И шел так, ослабевая, с остановившимся взглядом куда-то туда за дома, за фабрики, где можно было бы лечь и заснуть крепко-крепко.
Слышал сзади себя шаги, знал, что тот господин идет за ним,
не спуская глаз, следит за ним, но обернуться силы не было.
— Monsieur!

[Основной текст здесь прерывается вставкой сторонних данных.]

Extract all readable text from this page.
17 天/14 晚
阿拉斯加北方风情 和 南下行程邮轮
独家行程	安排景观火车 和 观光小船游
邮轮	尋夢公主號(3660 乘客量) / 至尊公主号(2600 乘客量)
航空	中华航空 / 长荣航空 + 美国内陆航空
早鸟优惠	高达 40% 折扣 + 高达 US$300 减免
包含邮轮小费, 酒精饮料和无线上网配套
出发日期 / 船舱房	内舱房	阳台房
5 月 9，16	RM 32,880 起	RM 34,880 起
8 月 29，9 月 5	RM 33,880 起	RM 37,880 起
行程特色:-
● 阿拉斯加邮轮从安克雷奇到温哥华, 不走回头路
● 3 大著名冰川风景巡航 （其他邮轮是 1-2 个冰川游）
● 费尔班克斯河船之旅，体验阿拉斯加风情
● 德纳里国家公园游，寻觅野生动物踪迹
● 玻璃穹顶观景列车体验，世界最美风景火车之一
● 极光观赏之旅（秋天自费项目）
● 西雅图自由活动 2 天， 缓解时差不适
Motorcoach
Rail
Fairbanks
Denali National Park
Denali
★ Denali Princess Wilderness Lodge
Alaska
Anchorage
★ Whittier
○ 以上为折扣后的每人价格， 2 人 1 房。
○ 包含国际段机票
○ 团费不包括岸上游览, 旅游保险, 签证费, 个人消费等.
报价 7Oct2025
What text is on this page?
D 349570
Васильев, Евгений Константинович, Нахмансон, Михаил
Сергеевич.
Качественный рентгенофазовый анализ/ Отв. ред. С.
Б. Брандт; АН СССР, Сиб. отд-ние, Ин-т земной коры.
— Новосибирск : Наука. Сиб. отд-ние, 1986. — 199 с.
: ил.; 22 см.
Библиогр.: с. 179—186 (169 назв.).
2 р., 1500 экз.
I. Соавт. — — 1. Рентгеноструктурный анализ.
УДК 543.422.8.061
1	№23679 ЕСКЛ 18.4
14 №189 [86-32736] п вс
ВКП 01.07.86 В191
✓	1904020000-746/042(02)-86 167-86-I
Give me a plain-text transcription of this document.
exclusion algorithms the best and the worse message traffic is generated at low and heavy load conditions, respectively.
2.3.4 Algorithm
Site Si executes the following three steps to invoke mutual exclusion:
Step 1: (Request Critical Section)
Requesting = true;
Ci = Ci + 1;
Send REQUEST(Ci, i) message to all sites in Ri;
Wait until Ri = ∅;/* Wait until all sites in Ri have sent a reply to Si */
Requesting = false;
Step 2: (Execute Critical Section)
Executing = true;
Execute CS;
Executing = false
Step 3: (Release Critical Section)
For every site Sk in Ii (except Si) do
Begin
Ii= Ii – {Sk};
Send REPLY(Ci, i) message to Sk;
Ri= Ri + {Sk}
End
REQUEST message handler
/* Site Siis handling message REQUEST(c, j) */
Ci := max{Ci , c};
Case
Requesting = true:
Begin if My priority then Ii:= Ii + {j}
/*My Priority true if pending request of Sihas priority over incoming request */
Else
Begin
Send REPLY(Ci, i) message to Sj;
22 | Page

Monsieur! — покликал провожатый, и тенористо-прожженный его голос, как крючок, зацепил Николая.
Николай на минуту приостановился.
— Очень прошу извинить меня, monsieur, — господин изысканно приподнял шляпу, — моя фамилия Плямка, я — сотрудник «Совести», общий знакомый Хоботов говорил мне о вас... pardon! вы очень слабы, — Плямка бесцеремонно взял Николая под руку.
И они пошли рядом.
— Что вам от меня надо? — спросил Николай, болезненно кривя рот от чего-то такого, что, держа его, будто на крючке, начинало колоть острием, входить во что-то живое, глубоко в сердце.
— Вам, конечно, известно, — помедлив, начал господин, что не так давно убили князя...
— Удушили?
— Нет-с, что вы, убили... такую птицу руками взять невозможно, это не старик, которого комар затопчет.
— Ну?
— Я вас поджидал целое утро, monsieur, я имею вам кое-что сказать... вы, кажется, знавали Катинова? — Плямка прищурился.
— Знал.
— Катинов убил князя...
— Катинов?
— Да, он убил князя... и сегодня его казнить будут...
Шли молча.
Шли по каким-то незнакомым улицам чрез проходные дворы, напрямик...
— Сначала выбор пал на вашего дядюшку, monsieur, потом решили оставить его в покое: не стоит марать рук; раньше это имело бы смысл, но теперь... ваш братец и тот поважнее.
Острие все глубже вкалывалось в сердце.
Плямка продолжал:
— Лично я ценю только крупное; знаете, разбить, например, такую какую-нибудь голову, как князя, чикнуть такого человека, от которого не продохнешь... В древности пророки огонь с Неба низводили на царей... слышите, ну, мы измельчали, нас на это не хватит, огня нам не свести... для таких вещей надобна великая вера... а у нас червячки...
— Кто?
— Да, червячки крохотные, блудливые: в какую-нибудь минуту их миллиарды, так и кишат... беспросветно...
— Беспросветно!
— Беспросветно.
Вдруг ударили в монастыре в большой колокол, помолчали и опять ударили и опять ударили...
Заныло сердце.
Словно рассеялась какая-то густая мгла, и предстал день, но день, о котором подумать страшно, последний день... светопреставление.
Кругом накрик кричали, неугомонно шумели, немилосердно стучали — и каждый звук был отдельным, каждый звук выходил, как в рупоре, с того света.
Ныло сердце, оно гнало бежать, бежать, вернуться, поправить, спасти.
Куда бежать? куда вернуться? что поправить? кого спасти?
— Поздно.
Николай рванулся из этих клещей — железной руки провожатого Плямки.
Мимо мчался легковой извозчик, подхлестывал лошадь.
Вырвался, бросился за ним.
Летел, сломя голову.
Уж настигал извозчика, хватался за спинку санок, заносил ногу...
А тот с остервенением гнал и хлестал лошадь, и был далеко...
И снова ударили в Андрониеве.
И звон пел великой скорбью, похоронный, — рвались звоны от давивших слез... колокола перезванивали...
Боже мой! Боже мой, для чего Ты меня оставил!